Literally meaning ‘hack marathons’– hackathons were born back in the 90’s as solution seeking challenges for enthused computer professionals.
While they began in the realm of software programming, hackathons have recently been appropriated by the corporate world as part of a ‘gamify to innovate’ paradigm – the ‘Like’ button was invented at an internal Facebook hackathon – and can involve participants from various backgrounds. Business developers, graphic designers, or even sales people are being drawn into this ‘maker’ culture that is chiefly characteristic of techies. What’s great is that hackathons promote doing over talking, and it's precisely why the business world is so eager to adopt them.
UiPath was recently invited to take part in a hackathon organized by a prospective client, a large global insurance company.
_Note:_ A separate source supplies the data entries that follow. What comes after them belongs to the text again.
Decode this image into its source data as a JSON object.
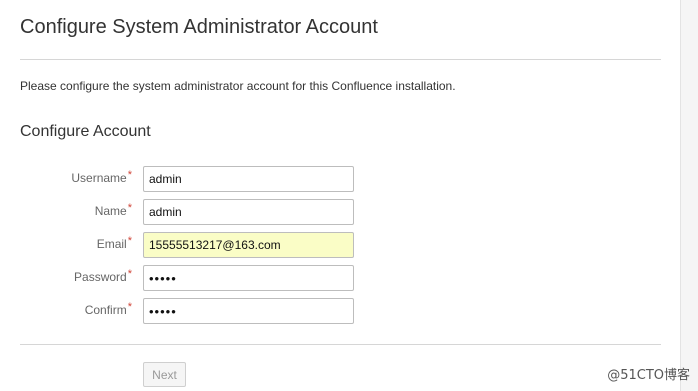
{
  "header": {
    "title": "Configure System Administrator Account"
  },
  "intro_text": "Please configure the system administrator account for this Confluence installation.",
  "section_title": "Configure Account",
  "required_marker": "*",
  "fields": [
    {
      "label": "Username",
      "value": "admin"
    },
    {
      "label": "Name",
      "value": "admin"
    },
    {
      "label": "Email",
      "value": "15555513217@163.com"
    },
    {
      "label": "Password",
      "value": "•••••"
    },
    {
      "label": "Confirm",
      "value": "•••••"
    }
  ],
  "buttons": {
    "next_label": "Next"
  },
  "watermark": "@51CTO博客",
  "colors": {
    "required": "#d04437",
    "autofill_bg": "#fafdc6"
  }
}
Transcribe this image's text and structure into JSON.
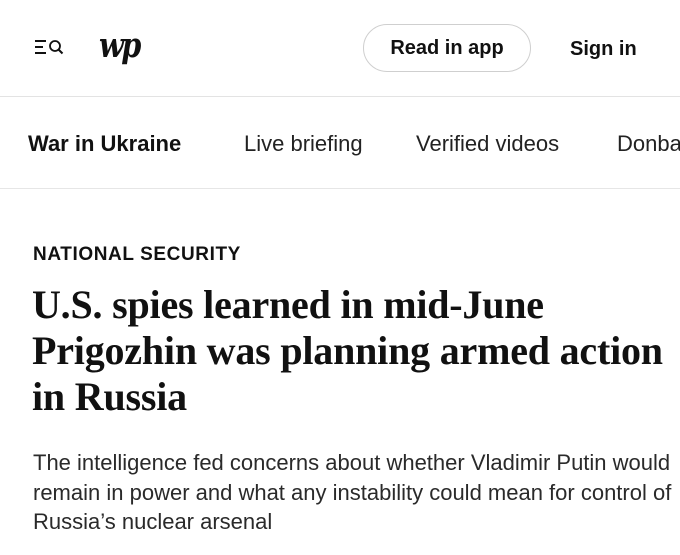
{
  "header": {
    "logo_text": "wp",
    "read_in_app_label": "Read in app",
    "sign_in_label": "Sign in"
  },
  "subnav": {
    "items": [
      {
        "label": "War in Ukraine"
      },
      {
        "label": "Live briefing"
      },
      {
        "label": "Verified videos"
      },
      {
        "label": "Donba"
      }
    ]
  },
  "article": {
    "kicker": "NATIONAL SECURITY",
    "headline": "U.S. spies learned in mid-June Prigozhin was planning armed action in Russia",
    "dek": "The intelligence fed concerns about whether Vladimir Putin would remain in power and what any instability could mean for control of Russia’s nuclear arsenal"
  },
  "icons": {
    "menu": "menu-icon",
    "search": "search-icon"
  },
  "colors": {
    "text": "#111111",
    "border": "#cfcfcf",
    "divider": "#e3e3e3",
    "background": "#ffffff"
  }
}
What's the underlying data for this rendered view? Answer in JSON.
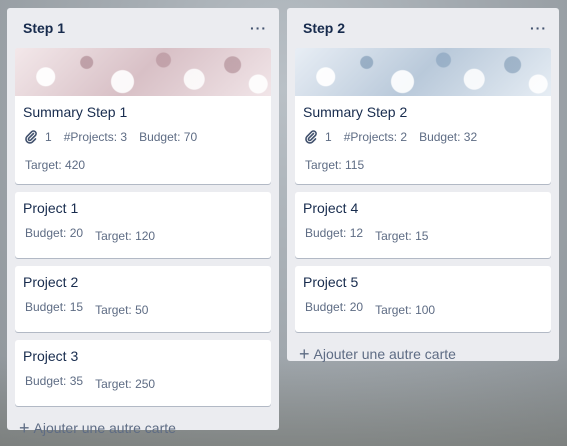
{
  "lists": [
    {
      "title": "Step 1",
      "menu_label": "···",
      "summary": {
        "title": "Summary Step 1",
        "attachments": "1",
        "projects": "#Projects: 3",
        "budget": "Budget: 70",
        "target": "Target: 420"
      },
      "cards": [
        {
          "title": "Project 1",
          "budget": "Budget: 20",
          "target": "Target: 120"
        },
        {
          "title": "Project 2",
          "budget": "Budget: 15",
          "target": "Target: 50"
        },
        {
          "title": "Project 3",
          "budget": "Budget: 35",
          "target": "Target: 250"
        }
      ],
      "add_label": "Ajouter une autre carte"
    },
    {
      "title": "Step 2",
      "menu_label": "···",
      "summary": {
        "title": "Summary Step 2",
        "attachments": "1",
        "projects": "#Projects: 2",
        "budget": "Budget: 32",
        "target": "Target: 115"
      },
      "cards": [
        {
          "title": "Project 4",
          "budget": "Budget: 12",
          "target": "Target: 15"
        },
        {
          "title": "Project 5",
          "budget": "Budget: 20",
          "target": "Target: 100"
        }
      ],
      "add_label": "Ajouter une autre carte"
    }
  ],
  "icons": {
    "attachment": "paperclip-icon",
    "add": "plus-icon",
    "menu": "ellipsis-icon"
  },
  "colors": {
    "list_bg": "#ebecf0",
    "card_bg": "#ffffff",
    "title_text": "#172b4d",
    "meta_text": "#5e6c84"
  }
}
The aim of the event was to evaluate UiPath’s and four other RPA vendors’ automation capabilities with four of the company’s business processes as a test bed.
Imagine being called, spontaneously and quasi-blindly – the participants were not told in advance what processes they would have to automate – to demonstrate your product’s capabilities in a strictly regulated race against time and against your competitors directly. Not the easiest of trials.
The hackathon took place on-site, in the client’s office in Mumbai, and was conceived as a three-day competition. Amrita Mogali and Sachin Desai were the UiPath developers entrusted with the challenge.
“We were competing against all the major RPA vendors in the market. We knew we had to pull the rabbit out of the hat for this one.” (Amrita)
Every other concurrent team had five to seven members involved, while UiPath had only two.
Once the teams arrived at the venue, they were each assigned a subject matter expert (i.e. SME) from the company’s side who was responsible for running them through the set of use cases they would have to automate over the three days span.
All four processes were part of the ‘financial planning’ workflow, from evaluation to report generation and service agent change. They involved web and windows applications, PDF and Excel documents, and the teams were given test data on which they had to run the automation.
These were highly intricate processes and our team had a very short span of time to automate. Amrita and Sachin used UiPath Studio’s recorder function, which proved very powerful, and they developed exception rules on top.
At the end of each day, each team would have to show a five-minute demo to demonstrate the process they had worked on. This involved explaining to the jury in detail how they had built the automation, and going through a focused Q&A.
“We were under tremendous pressure, as the jury had very high expectations and were very strict about timing: five minutes for the demo, and five for the Q&A. Never more than five.” (Sachin)
Major stakeholders from the client company in London were flown to Mumbai to be part of the jury. The application owners, the solution architect of the company’s global services, the IT manager, the managing director and VPs, totaling eight people.
At the end of the hackathon, teams were given a test of a thousand items to run through the automation they had developed during the three-day event.
“We were given an Excel sheet with a thousand items and Sachin and I were able to run the test for 548 items out of the total 1000. Each of the competitor teams, who had 5 to 7 members, only managed to run about 200 items.” (Amrita)
Our team came out with flying colors and UiPath’s performance impressed the organizers. Amrita and Sachin were the only ones who managed to automate the client’s entire use case.
Having demonstrated great velocity and ease in automating business processes, UiPath was shortlisted for further evaluation. The SMEs congratulated Amrita and Sachin for the work they provided, their diligent attitude and ability to adapt to strict rules, not to mention the unmatched speed and breadth of their execution.
They are not too far behind, the early days of M.I.T. when the word “hack” was first uttered to describe a distinctly playful way of tinkering with machines, one that is more creative and exploratory than merely instructional. Since then many companies have taken this approach internally and within their business model. They’ve basically hacked the hacking concept, adding to the creative process a deliverable and a deadline. And why not? It's the best of both worlds.